Erkeklere Kıyasla Kadınlarda Daha Sık Varis Görülüyor
Kadınlarda varisin daha fazla görüldüğünü belirten Ulukan,‘’ Gelişen teknoloji sayesinde ultrason eşliğinde lazer, radyofrekans ve yapıştırıcı, yüzeysel küçük damarlarda da köpük skleroterapi ve E cilt lazeri gibi yöntemlerle kesi yapılmadan tedaviler uygulanıyor. Endovenöz tedaviler arasında lazerin kullanıldığı yönteme; endovenöz lazer ablasyon tedavisi (EVLA) deniliyor’’ diye ekledi.
EVLA yönteminde bacaklarda bulunan büyük damarların lazer ile damar içinden kapatıldığını aktaran Ulukan, ‘’Aynı şekilde lazer yerine radyofrekans ve yapıştırıcı gibi yöntemler de kullanılıyor. Tedavi alanında uzman hekim tarafından iyi bir ultrason bilgisiyle güvenli bir şekilde uygulanır. Cerrahi müdahale ise konforu düşük olduğundan daha az tercih edilir’’ bilgisini verdi.
Bol Sıvı Tüketmek Pıhtılaşmayı Önler
Bol sıvı tüketiminin, damardaki pıhtılaşmanın önlenmesi açısından önemli olduğunu ifade eden Ulukan, ‘’Tedavisi diğer hastalıklar gibi acil görülmese de varisler, mekanizması gereği damarda pıhtılaşma eğilimi yaratır. Damar içi pıhtı, ciltte koyu renk değişimi ve hatta yara oluşumuna yol açabilir. Varis hastalarında damar genişlemesine bağlı pıhtılaşma riski yüksek olur’’ diye uyardı.
Hamileler Daha Çok Dikkat Etmeli
Gebeliğin artan venöz basınç toplardamar yapısını bozduğu için varis sorununu tetiklediğini vurgulayan Ulukan, ‘’Kadın nüfusun üçte birinde varis sorunu görülüyor. Bunun yanı sıra kalp yetmezliği, ayaklarda şişliğe yol açan bir durum olduğundan ayaklardaki şişlik, varisler kalpten kaynaklanıyor gibi düşünülebilir. Ancak varis, toplardamarların içinde mevcut olan kapakların yetmezliği, kilo alma, ayakta kalma, ağır kaldırma gibi venöz basınç artışına neden olan durumların birleşerek damarların genişleyip işlevini kaybetmesi sonucu oluşur’’ diye konuştu.

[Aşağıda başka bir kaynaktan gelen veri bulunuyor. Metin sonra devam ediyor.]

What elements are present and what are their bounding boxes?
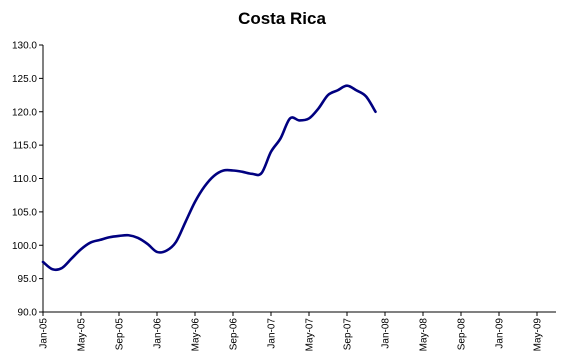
y-tick-label: 105.0 bbox=[12, 207, 37, 218]
y-tick-label: 90.0 bbox=[18, 308, 38, 319]
y-tick-label: 125.0 bbox=[12, 74, 37, 85]
series-line-0 bbox=[41, 84, 377, 272]
y-axis: 90.0 95.0 100.0 105.0 110.0 115.0 120.0 125.0 13… bbox=[12, 41, 44, 319]
y-tick-label: 120.0 bbox=[12, 107, 37, 118]
y-tick-label: 95.0 bbox=[18, 274, 38, 285]
y-tick-label: 130.0 bbox=[12, 41, 37, 52]
y-tick-label: 115.0 bbox=[13, 141, 38, 152]
x-tick-label: Jan-05 bbox=[39, 318, 50, 349]
x-tick-label: May-08 bbox=[419, 318, 430, 352]
x-tick-label: May-07 bbox=[305, 318, 316, 352]
chart-title: Costa Rica bbox=[238, 9, 326, 28]
x-tick-label: Jan-07 bbox=[267, 318, 278, 349]
x-tick-label: Sep-06 bbox=[229, 318, 240, 351]
y-tick-label: 110.0 bbox=[13, 174, 38, 185]
x-tick-label: Sep-05 bbox=[115, 318, 126, 351]
x-tick-label: May-05 bbox=[77, 318, 88, 352]
x-tick-label: Jan-08 bbox=[381, 318, 392, 349]
x-tick-label: Jan-09 bbox=[495, 318, 506, 349]
x-tick-label: Sep-07 bbox=[343, 318, 354, 351]
y-tick-label: 100.0 bbox=[12, 241, 37, 252]
x-axis: Jan-05 May-05 Sep-05 Jan-06 May-06 Sep-06 Jan-… bbox=[39, 311, 556, 352]
x-tick-label: May-09 bbox=[533, 318, 544, 352]
plot-area bbox=[41, 84, 377, 272]
x-tick-label: May-06 bbox=[191, 318, 202, 352]
x-tick-label: Sep-08 bbox=[457, 318, 468, 351]
x-tick-label: Jan-06 bbox=[153, 318, 164, 349]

Hareketsiz, uzun süre aynı pozisyonda sabit kalınmamasını tavsiye eden Ulukan, ‘’Ayağın katlanarak ve aşağı sarkıtarak oturulmamalı. Kanın dönüşünü bozan bu oturma şekli, artan venöz basınç ve yerçekiminin etkisi ile kanın aşağıda göllenmesi damarlarda genişleme ve damar içindeki kapaklarda yetersizliğe yol açabilir. Aynı şekilde ayakta sabit durmak da kasların kasılması sırasında sağladığı pompa gibi ek işlev eksikliğinden varis oluşumunu kolaylaştırır’’ tavsiyelerinde bulundu.